Second, Russia is the world's third-largest oil producer and has
the world's largest gas reserves. It is the country best able to
reduce America's dependence on oil from the Gulf. If (a big if)
it can increase oil output at current rates for five years, it
might even outstrip Saudi Arabia as an oil exporter. That would
increase America's freedom of action in the Middle East
(something conservatives in America are whispering about).
Third, Russia is needed in the war against al-Qaeda. Russia has
closer ties with all the "axis of evil" countries than Europe, so
it is a better conduit for diplomatic pressure. And although the
Europeans can be relied upon (more or less) to do what America
wants in the war on al-Qaeda, Russia cannot, quite. In Iran, for
instance, it is helping to build a nuclear reactor.

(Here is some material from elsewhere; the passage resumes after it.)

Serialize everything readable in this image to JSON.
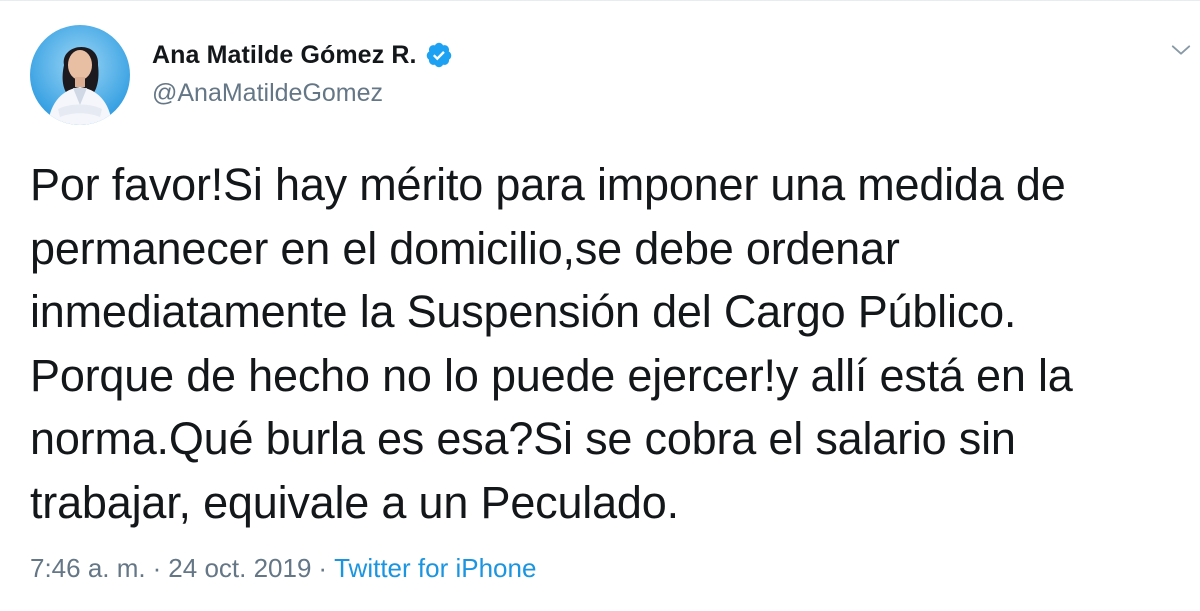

Left to
itself, it might provide Iran (which it regards as a responsible
Central Asian power) with nuclear fuel, not too many questions
asked. In exchange for closer ties with America, though, it might
impose stricter controls on fuel supplies.
This new appreciation of Russia is thus only partly a compliment
to Mr Putin. It also reflects Russia's shortcomings and America's
frustration with the Europeans. A little opportunism on Mr Bush's
part in his dealings with Russia certainly makes sense. But
longer term alliances are based on trustswapping intelligence
and so on. Those are things that those neglected Europeans do
without bidding, let alone treaties.